South African infrastructure investments as a percentage of gross domestic product (GDP) had fallen from 16% of GDP in the 1970s to four or five percent of GDP in recent years, Gigaba said.
This would be turned around with state company Eskom and Transnet’s built infrastructure programmes, which kicked off in 2004, and the government infrastructure programme announced in 2005.
Gigaba said it was important to leverage private-sector funding, pointing out that a number of suppliers to parastatals had large balance sheets and could perhaps help roll out more infrastructure.
Companies in the mining, financial and industrial sectors, as well as the state’s development finance institutions, could play a key role in funding infrastructure projects, he said.
At the same time, “we need to be clear … that such partnerships, of whatever nature, must have the aim that the state’s control of strategic assets should be retained.”
Gigaba said key sectors of the economy were dependent on the availability of quality infrastructure, which could either constrain growth or increase productivity.

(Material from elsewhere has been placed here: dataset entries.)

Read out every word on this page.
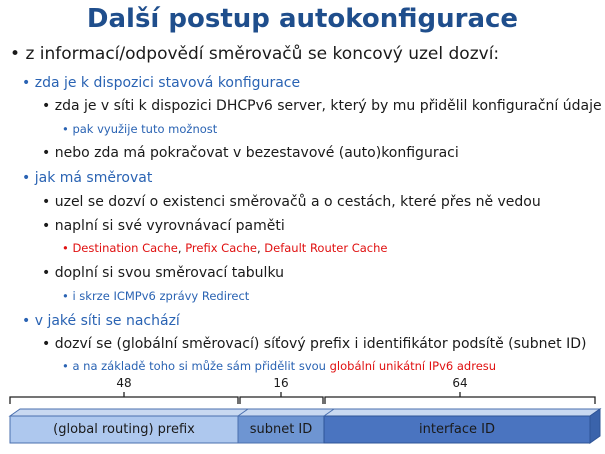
Další postup autokonfigurace
• z informací/odpovědí směrovačů se koncový uzel dozví:
• zda je k dispozici stavová konfigurace
• zda je v síti k dispozici DHCPv6 server, který by mu přidělil konfigurační údaje
• pak využije tuto možnost
• nebo zda má pokračovat v bezestavové (auto)konfiguraci
• jak má směrovat
• uzel se dozví o existenci směrovačů a o cestách, které přes ně vedou
• naplní si své vyrovnávací paměti
• Destination Cache, Prefix Cache, Default Router Cache
• doplní si svou směrovací tabulku
• i skrze ICMPv6 zprávy Redirect
• v jaké síti se nachází
• dozví se (globální směrovací) síťový prefix i identifikátor podsítě (subnet ID)
• a na základě toho si může sám přidělit svou globální unikátní IPv6 adresu
48	16	64
(global routing) prefix	subnet ID	interface ID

South Africa can also begin to play an active role on the continent to partner with fellow African countries to develop their infrastructure, he said.
New transport regulator to boost investment
To help boost private investment in South Africa’s transport industry, the Department of Transport and the Treasury will be creating a single economic regulator within the next two years, Business Day reported on Tuesday.
According to Business Day, the move is “recognition by the government that the segment is unattractive to the private sector”.
Tranport Director-General George Mahlalela told the conference on Monday that South Africa’s “evolving tariff regime is reactive and does not allow for predictable tariff structures to influence the cost of doing business or guide investment regimes”.
Mahlalela said the new regulator would provide certainty by overseeing the pricing of all transport infrastructure, including road, rail, maritime and aviation infrastructure.